Understeer in this phase of cornering is something Gasly is particularly sensitive to – and was addressed very well by developments to AlphaTauri’s previous generation of car, allowing Gasly to regularly perform wonders. The current generation of cars and tyres have a greater tendency to understeer anyway, which may be exacerbating Gasly’s relative struggles this season.
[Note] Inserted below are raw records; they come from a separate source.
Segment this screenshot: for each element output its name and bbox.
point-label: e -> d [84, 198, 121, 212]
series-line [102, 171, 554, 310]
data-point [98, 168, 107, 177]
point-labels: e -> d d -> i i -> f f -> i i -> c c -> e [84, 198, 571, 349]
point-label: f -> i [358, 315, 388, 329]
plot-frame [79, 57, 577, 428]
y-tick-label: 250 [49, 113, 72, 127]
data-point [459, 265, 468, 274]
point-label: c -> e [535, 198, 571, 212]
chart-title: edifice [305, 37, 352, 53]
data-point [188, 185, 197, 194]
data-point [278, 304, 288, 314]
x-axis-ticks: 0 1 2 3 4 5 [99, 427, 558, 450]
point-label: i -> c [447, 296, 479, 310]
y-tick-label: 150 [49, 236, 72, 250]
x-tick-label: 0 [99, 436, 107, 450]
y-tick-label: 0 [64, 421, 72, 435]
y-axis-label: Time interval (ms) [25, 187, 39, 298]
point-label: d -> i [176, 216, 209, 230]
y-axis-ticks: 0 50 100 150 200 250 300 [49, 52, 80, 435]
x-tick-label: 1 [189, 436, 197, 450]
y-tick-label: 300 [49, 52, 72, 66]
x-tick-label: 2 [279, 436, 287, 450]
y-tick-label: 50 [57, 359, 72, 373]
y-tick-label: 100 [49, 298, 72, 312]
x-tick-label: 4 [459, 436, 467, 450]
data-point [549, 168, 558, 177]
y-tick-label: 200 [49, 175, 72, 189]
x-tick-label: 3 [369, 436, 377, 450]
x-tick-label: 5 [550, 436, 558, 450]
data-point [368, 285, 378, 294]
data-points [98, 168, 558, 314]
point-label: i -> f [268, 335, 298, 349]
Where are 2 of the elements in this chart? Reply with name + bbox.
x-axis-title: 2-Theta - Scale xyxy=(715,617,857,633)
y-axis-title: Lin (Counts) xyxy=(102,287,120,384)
Gasly will naturally be hoping for a serious uplift in performance for his home race at Paul Ricard, but as ever that will depend on how well correlated the upgrade is between track and windtunnel, and how quickly the team can nail a revised set-up that extracts performance from it. Sometimes this process is quick; sometimes it takes a few races.
“We’re out of phase with a lot of teams,” says Egginton. “But if that delivers on expectations, it should give us a car that’s a little bit easier to set-up and deal with.
“His [Gasly’s] comments are generally correct really – [we’re] not fighting a problem car, we’re trying to increase the performance of a car that we think we’ve got a reasonable view on.”
With nearest rivals Haas and Alfa Romeo concerned about ongoing reliability problems with the new Ferrari engine, there is a vulnerability there for AlphaTauri to exploit – but to do so it needs to rapidly up the race pace of its own car while its drivers stop making so many unforced errors.